А.Генис и я читали, несомненно, разные мемуары. По моим наблюдениям многие десятки мемуаров, опубликованные «Архивом русской революции» и в альманахе «Минувшее», свидетельства И.Бунина, З.Гиппиус, А.Амфитеатрова, Н.Тэффи и других, дневники Блока, Пришвина, Чуковского, проза М.Булгакова, А.Весёлого, А.Ремизова, Б.Пильняка, М.Цветаевой, Е.Замятина, А.Платонова, письма В.И.Вернадского сыну, курс истории Г.В.Вернадского (Русская история. М., 2001, стр. 331) и т.д. говорят лишь о безумном разрушении всех устоев общества, включая хозяйство страны, её немалый производственный потенциал.
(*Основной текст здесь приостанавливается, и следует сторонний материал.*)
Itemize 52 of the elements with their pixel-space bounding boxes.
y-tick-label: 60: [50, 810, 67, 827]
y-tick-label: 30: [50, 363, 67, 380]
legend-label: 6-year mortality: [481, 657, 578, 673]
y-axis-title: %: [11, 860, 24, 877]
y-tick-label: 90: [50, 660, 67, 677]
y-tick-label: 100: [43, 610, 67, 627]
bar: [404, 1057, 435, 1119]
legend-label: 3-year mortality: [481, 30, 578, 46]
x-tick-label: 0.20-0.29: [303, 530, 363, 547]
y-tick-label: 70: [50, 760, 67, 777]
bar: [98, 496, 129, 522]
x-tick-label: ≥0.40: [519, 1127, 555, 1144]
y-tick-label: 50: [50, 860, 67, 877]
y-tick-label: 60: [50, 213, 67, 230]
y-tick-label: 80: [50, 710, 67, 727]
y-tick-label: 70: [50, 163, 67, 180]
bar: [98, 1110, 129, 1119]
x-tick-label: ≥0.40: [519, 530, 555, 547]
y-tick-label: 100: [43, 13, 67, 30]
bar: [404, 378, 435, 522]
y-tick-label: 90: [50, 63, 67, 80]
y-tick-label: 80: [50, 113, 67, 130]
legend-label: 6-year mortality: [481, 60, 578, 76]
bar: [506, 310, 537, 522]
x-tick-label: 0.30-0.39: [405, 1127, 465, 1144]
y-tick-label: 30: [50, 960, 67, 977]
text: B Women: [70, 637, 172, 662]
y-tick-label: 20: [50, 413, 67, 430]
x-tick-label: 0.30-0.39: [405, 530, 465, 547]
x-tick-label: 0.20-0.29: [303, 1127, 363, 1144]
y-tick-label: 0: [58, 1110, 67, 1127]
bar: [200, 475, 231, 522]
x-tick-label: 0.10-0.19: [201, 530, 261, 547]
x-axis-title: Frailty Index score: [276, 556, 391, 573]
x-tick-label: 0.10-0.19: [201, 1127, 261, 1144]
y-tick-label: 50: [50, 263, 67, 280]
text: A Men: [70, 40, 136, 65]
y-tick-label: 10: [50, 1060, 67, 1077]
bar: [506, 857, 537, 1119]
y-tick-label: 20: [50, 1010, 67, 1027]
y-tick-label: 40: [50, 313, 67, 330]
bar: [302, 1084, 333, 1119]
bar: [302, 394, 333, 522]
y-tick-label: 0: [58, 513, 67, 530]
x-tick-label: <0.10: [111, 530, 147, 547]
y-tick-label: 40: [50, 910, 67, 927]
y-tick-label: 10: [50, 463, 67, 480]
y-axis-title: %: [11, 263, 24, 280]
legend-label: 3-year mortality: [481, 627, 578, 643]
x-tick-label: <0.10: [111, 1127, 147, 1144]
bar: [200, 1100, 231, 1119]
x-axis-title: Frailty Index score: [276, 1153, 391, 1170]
Никакого «духовного подъёма», никакой «сладости робинзониады»! Никаких признаков «радостной робинзониады» нет и у участников «Всемирной литературы» Блока и Чуковского. Радостные ноты мы найдём, пожалуй, у одной лишь Ларисы Рейснер, что понятно, она – в первых рядах разрушителей. Довольно сдержан Ю.Анненков – придворный советский портретист. Но и он достаточно быстро разочаровался в своих надеждах на предстоящий расцвет нового – революционного искусства. Л.Рейснер и Ю.Анненков ко «Всемирной литературе» не причастны.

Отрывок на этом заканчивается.